Detect centre and angle of rectangles in an image using Opencv
approx = cv2.approxPolyDP(cnt,epsilon,True) creates an approximated polygon of a given closed contour. The line segments in the polygon are of variable length, resulting in incorrect moment computation as it expects the points to be sampled from a regular grid to give you the correct center.
There are three solutions to your problem:
- Use moments of original contours before calling the method for polygon approximation.
- Use drawContours to generate the mask of the regions inside each closed contour and then use moments of the generated mask to compute the center.
- Sample points at unit distance along each line segment of your closed polygon and use the resulting collections of points to compute the moments yourself. This should give you the same center.
Here is how you can do it:
- Connected component labeling in order to detect each pattern (in your case the rectangles)
- Separate the patterns in different images
- (optional) if the pattern are not all rectangles, then use shape indexes to discriminate them
- Compute the main axis using Principal Component Analysis (PCA), it will give you the angle you are looking for.
This is how you can do it with minAreaRect function of openCV. It's written in C++ but probably you can adapt that easily, since nearly only OpenCV functions were used.
cv::Mat input = cv::imread("../inputData/rectangles.png");
cv::Mat gray;
cv::cvtColor(input,gray,CV_BGR2GRAY);
// since your image has compression artifacts, we have to threshold the image
int threshold = 200;
cv::Mat mask = gray > threshold;
cv::imshow("mask", mask);
// extract contours
std::vector<std::vector<cv::Point> > contours;
cv::findContours(mask, contours, CV_RETR_EXTERNAL, CV_CHAIN_APPROX_NONE);
for(int i=0; i<contours.size(); ++i)
{
// fit bounding rectangle around contour
cv::RotatedRect rotatedRect = cv::minAreaRect(contours[i]);
// read points and angle
cv::Point2f rect_points[4];
rotatedRect.points( rect_points );
float angle = rotatedRect.angle; // angle
// read center of rotated rect
cv::Point2f center = rotatedRect.center; // center
// draw rotated rect
for(unsigned int j=0; j<4; ++j)
cv::line(input, rect_points[j], rect_points[(j+1)%4], cv::Scalar(0,255,0));
// draw center and print text
std::stringstream ss; ss << angle; // convert float to string
cv::circle(input, center, 5, cv::Scalar(0,255,0)); // draw center
cv::putText(input, ss.str(), center + cv::Point2f(-25,25), cv::FONT_HERSHEY_COMPLEX_SMALL, 1, cv::Scalar(255,0,255)); // print angle
}
resulting in this image:
as you can see, the angles are probably not what you want (because they randomly use the longer or the smaller line as reference). You can instead extract the longer sides of the rectangles and compute the angle manually.

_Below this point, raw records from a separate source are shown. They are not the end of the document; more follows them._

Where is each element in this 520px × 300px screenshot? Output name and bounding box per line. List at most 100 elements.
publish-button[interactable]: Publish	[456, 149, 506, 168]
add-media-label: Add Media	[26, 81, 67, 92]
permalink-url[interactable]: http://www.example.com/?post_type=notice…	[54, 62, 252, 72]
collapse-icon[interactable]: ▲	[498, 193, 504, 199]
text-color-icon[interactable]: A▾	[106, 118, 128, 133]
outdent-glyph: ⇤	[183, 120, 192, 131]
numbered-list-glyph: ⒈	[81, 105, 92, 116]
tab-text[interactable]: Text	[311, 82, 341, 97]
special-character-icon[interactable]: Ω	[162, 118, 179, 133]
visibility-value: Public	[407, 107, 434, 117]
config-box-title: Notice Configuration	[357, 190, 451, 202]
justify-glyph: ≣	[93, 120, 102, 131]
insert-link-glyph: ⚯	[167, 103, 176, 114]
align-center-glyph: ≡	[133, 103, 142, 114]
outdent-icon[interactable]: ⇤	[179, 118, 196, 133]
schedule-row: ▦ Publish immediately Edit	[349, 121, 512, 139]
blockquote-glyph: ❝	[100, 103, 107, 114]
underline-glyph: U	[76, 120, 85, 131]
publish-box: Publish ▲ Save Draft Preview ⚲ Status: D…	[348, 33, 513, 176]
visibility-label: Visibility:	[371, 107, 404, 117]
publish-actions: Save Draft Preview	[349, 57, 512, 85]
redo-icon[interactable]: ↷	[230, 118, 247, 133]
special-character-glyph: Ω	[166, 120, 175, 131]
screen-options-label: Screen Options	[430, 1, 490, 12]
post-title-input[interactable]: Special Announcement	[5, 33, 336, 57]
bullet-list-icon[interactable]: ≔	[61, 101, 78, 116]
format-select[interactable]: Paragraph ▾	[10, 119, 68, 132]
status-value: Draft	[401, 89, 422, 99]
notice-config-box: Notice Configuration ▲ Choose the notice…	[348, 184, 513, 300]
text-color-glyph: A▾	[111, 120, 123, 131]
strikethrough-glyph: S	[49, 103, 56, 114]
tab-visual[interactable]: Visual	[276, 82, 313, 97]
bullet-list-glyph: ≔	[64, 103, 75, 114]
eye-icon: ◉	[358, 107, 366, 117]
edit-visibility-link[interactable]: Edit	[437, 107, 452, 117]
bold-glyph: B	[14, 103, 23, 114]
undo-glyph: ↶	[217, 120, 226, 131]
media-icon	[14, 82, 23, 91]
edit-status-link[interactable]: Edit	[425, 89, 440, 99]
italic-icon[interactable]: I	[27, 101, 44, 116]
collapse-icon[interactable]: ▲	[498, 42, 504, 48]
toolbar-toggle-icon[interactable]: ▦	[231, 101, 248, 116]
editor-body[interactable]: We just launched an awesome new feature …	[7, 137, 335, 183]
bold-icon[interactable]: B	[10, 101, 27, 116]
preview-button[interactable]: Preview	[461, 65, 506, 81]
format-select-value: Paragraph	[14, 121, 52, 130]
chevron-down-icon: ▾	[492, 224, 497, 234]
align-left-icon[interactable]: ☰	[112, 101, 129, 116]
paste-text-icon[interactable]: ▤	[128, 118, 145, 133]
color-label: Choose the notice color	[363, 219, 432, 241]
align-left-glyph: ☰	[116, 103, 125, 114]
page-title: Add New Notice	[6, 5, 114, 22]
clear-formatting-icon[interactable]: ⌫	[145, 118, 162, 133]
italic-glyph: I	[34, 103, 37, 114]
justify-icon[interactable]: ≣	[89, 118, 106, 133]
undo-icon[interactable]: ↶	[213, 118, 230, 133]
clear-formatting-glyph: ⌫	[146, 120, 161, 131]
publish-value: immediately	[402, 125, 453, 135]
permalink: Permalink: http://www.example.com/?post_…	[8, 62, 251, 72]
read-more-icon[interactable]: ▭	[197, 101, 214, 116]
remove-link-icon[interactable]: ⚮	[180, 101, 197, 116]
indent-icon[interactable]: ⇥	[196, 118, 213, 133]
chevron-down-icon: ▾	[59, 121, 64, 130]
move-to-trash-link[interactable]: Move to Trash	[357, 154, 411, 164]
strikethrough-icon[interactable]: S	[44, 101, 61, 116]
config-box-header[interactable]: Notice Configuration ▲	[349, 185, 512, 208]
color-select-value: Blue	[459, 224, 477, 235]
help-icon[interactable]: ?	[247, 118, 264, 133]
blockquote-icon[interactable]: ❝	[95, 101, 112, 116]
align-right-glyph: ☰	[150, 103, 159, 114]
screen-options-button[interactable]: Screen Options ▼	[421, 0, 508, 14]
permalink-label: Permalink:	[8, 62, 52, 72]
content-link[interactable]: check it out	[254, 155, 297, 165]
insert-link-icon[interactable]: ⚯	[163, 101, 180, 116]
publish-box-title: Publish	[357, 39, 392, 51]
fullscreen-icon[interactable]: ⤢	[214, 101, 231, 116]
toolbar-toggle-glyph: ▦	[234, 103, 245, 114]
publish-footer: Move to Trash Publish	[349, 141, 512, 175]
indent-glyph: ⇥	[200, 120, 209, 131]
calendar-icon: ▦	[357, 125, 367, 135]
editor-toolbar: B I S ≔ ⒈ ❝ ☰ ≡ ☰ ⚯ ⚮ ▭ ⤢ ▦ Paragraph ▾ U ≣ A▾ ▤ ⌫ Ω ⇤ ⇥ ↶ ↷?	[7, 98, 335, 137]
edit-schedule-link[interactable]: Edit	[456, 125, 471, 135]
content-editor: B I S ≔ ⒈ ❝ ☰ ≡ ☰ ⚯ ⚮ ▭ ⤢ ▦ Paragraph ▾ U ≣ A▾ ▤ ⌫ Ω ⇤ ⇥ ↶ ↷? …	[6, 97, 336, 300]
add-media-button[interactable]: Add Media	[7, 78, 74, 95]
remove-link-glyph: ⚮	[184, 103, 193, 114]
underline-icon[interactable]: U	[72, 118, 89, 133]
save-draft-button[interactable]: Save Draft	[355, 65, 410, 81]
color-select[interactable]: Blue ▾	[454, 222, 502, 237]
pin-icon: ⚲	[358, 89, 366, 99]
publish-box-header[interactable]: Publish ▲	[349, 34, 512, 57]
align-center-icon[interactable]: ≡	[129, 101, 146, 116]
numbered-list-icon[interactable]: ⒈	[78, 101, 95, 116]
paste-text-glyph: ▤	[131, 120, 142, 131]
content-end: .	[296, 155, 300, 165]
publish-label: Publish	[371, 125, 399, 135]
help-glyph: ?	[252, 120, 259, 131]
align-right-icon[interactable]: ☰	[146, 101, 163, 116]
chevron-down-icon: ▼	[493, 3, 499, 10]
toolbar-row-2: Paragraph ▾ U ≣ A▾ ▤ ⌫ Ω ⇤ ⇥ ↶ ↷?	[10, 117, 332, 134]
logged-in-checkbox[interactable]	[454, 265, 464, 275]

If you choose the longer edge of the rotated rects and compute the angle from it it looks like this:
// choose the longer edge of the rotated rect to compute the angle
cv::Point2f edge1 = cv::Vec2f(rect_points[1].x, rect_points[1].y) - cv::Vec2f(rect_points[0].x, rect_points[0].y);
cv::Point2f edge2 = cv::Vec2f(rect_points[2].x, rect_points[2].y) - cv::Vec2f(rect_points[1].x, rect_points[1].y);
cv::Point2f usedEdge = edge1;
if(cv::norm(edge2) > cv::norm(edge1))
usedEdge = edge2;
cv::Point2f reference = cv::Vec2f(1,0); // horizontal edge
angle = 180.0f/CV_PI * acos((reference.x*usedEdge.x + reference.y*usedEdge.y) / (cv::norm(reference) *cv::norm(usedEdge)));
giving this result, which should be what you are looking for!
EDIT: It looks like the op doesn't use the input image he posted, because reference rectangle centres would lie outside of the image.
Using this input (manually rescaled but probably still not optimal):
I get those results (blue dots are reference rectangle centers provided by the op):
Comparing the reference with the detections:
reference (x,y,angle) detection (x,y,angle)
(320,240,0) (320, 240, 180) // angle 180 is equal to angle 0 for lines
(75,175,90) (73.5, 174.5, 90)
(279,401,170) (279.002, 401.824, 169.992)
(507,379,61) (507.842, 379.75, 61.1443)
(545,95,135) (545.75, 94.25, 135)
(307,79,37) (306.756, 77.8384, 37.1042)
I would love to see the REAL input image though, maybe the result will be even better.